Raw PHP without a framework provides no routing, no input handling, no security primitives, and no maintainable structure. Its value here is as a fixed reference point that expresses framework overhead as an absolute figure rather than a relative one.
How Trongate v2 Achieves This
The performance gap is not the result of a single optimisation. It is the compounded effect of several architectural decisions, each removing a category of overhead that other frameworks carry on every request.
Linear Bootstrap Sequence
Trongate's startup sequence is a fixed series of require_once
calls with no dynamic resolution. There is no service container to
construct, no provider registration phase, and no deferred binding
resolution. Frameworks such as Laravel construct a full application
container and boot a collection of service providers on every request,
regardless of which services that request actually requires.
Custom Two-Path Autoloader
Rather than using Composer's PSR-4 autoloader, which traverses a
namespace-to-directory map and may check multiple candidate paths,
Trongate registers an spl_autoload_register callback that
checks exactly two known filesystem locations and returns. For a
framework with a predictable, convention-driven module structure, this
reduces autoloading to a near-constant-time operation.
Lazy Module Loading via __get()
The Trongate base class uses PHP's __get()
magic method to instantiate modules only when they are accessed. There
is no constructor injection, no dependency graph computed at startup,
and no wiring of services the current request does not use. The
Model class applies the same pattern to database
connections.
Direct Controller Dispatch
The routing layer constructs a filesystem path directly from URL
segments and issues a single require_once call. There are
no intermediate routing abstractions, no route collection to compile,
and no reflection-based method resolution. OPcache handles repeated
inclusion of known files with negligible overhead.
Opt-In Interceptors
Trongate has no default middleware pipeline. Its interceptor mechanism is array-driven and executes only when explicitly configured. Requests to routes with no interceptors defined incur a single array check. By contrast, Laravel and Symfony route every request through a middleware stack, including global middleware that runs regardless of the route being served.
Compounding Overhead Reduction
Each of the above decisions eliminates a distinct category of per-request overhead. In combination, no container boot, no PSR-4 traversal, no upfront dependency resolution, and no mandatory middleware execution, the reductions compound.

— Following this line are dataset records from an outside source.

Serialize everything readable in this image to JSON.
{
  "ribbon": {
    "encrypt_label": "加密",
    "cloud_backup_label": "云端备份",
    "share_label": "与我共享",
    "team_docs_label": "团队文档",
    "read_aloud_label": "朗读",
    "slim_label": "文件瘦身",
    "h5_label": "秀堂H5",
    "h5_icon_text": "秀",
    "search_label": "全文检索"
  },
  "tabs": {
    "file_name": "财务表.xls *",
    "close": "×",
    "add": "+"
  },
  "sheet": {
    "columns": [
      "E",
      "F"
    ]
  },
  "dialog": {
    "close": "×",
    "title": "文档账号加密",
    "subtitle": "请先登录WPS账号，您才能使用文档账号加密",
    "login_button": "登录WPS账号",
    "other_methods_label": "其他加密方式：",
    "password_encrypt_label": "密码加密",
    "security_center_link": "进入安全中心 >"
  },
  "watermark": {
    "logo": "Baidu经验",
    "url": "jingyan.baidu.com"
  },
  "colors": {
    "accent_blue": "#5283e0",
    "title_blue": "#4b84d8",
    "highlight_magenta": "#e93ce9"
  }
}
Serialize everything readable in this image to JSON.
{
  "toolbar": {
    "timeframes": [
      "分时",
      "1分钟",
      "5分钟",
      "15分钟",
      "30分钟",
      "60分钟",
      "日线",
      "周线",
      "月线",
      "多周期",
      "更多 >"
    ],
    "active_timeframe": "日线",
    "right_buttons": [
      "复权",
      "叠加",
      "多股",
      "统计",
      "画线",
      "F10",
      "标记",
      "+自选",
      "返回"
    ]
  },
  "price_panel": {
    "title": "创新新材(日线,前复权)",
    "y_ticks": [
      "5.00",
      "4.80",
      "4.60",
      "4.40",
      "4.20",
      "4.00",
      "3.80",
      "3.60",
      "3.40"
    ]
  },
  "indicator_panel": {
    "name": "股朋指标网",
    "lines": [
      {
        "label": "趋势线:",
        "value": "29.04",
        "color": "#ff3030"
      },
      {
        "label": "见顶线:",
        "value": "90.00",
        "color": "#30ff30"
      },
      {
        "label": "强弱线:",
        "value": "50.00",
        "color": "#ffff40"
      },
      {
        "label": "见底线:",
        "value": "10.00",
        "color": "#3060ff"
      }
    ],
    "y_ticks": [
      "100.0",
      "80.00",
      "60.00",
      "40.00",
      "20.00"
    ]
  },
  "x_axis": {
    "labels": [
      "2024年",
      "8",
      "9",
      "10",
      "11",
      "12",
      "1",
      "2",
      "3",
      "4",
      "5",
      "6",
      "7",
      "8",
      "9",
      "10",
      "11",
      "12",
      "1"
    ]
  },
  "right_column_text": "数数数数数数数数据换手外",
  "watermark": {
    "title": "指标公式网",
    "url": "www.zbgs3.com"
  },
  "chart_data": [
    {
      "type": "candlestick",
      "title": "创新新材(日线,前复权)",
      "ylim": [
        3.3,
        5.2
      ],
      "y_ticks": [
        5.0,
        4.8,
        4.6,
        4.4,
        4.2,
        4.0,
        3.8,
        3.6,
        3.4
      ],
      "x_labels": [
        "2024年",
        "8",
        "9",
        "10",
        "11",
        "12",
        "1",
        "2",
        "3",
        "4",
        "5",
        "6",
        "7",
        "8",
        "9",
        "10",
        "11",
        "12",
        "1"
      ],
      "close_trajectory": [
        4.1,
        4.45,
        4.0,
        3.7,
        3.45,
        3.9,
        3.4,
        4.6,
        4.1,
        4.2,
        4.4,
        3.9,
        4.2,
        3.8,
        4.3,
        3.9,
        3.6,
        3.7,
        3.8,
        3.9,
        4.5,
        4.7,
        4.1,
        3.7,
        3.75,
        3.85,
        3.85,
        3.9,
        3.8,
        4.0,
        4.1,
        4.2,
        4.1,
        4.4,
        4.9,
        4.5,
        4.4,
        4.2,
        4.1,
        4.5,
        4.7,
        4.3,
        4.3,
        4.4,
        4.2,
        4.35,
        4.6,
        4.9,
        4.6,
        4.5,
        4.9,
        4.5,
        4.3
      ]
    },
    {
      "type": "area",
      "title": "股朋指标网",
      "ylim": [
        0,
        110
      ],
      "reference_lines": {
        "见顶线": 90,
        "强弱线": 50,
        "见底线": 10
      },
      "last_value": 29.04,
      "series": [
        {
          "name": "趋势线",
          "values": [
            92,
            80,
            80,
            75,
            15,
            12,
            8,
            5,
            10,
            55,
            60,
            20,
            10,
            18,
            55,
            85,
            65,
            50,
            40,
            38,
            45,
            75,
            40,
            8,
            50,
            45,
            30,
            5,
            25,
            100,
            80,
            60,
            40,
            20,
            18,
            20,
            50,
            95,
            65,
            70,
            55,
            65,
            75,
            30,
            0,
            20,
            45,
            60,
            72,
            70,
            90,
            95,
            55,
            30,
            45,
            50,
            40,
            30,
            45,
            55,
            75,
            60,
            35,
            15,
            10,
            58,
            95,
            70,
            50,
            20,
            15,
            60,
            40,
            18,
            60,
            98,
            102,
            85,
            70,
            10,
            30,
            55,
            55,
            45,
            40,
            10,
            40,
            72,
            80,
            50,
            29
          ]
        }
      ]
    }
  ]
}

The benchmark results are a measurement of that compounding effect under controlled conditions.
Conclusion
The most striking result in these benchmarks is not the gap between Trongate v2 and Laravel. It is the comparison with raw PHP. A framework that delivers 88.5% of the throughput of a bare PHP file - while providing routing, MVC architecture, session handling, and a full module system - demonstrates something the mainstream frameworks have not: that high framework overhead is a design decision, not an engineering necessity.
The mainstream frameworks are slow because of deliberate choices: service containers, PSR-4 autoloading, mandatory middleware pipelines, and deep dependency injection. Those choices delivered real gains in developer experience and ecosystem richness. They also made those frameworks slow, and that slowness has largely been accepted rather than questioned.
These benchmarks give developers and business owners a concrete basis for questioning it. A productive, full-featured PHP framework can run at 13,965 requests per second. That figure reframes the conversation. The ceiling for native PHP, when a framework is built to respect it, is considerably higher than the industry has come to expect.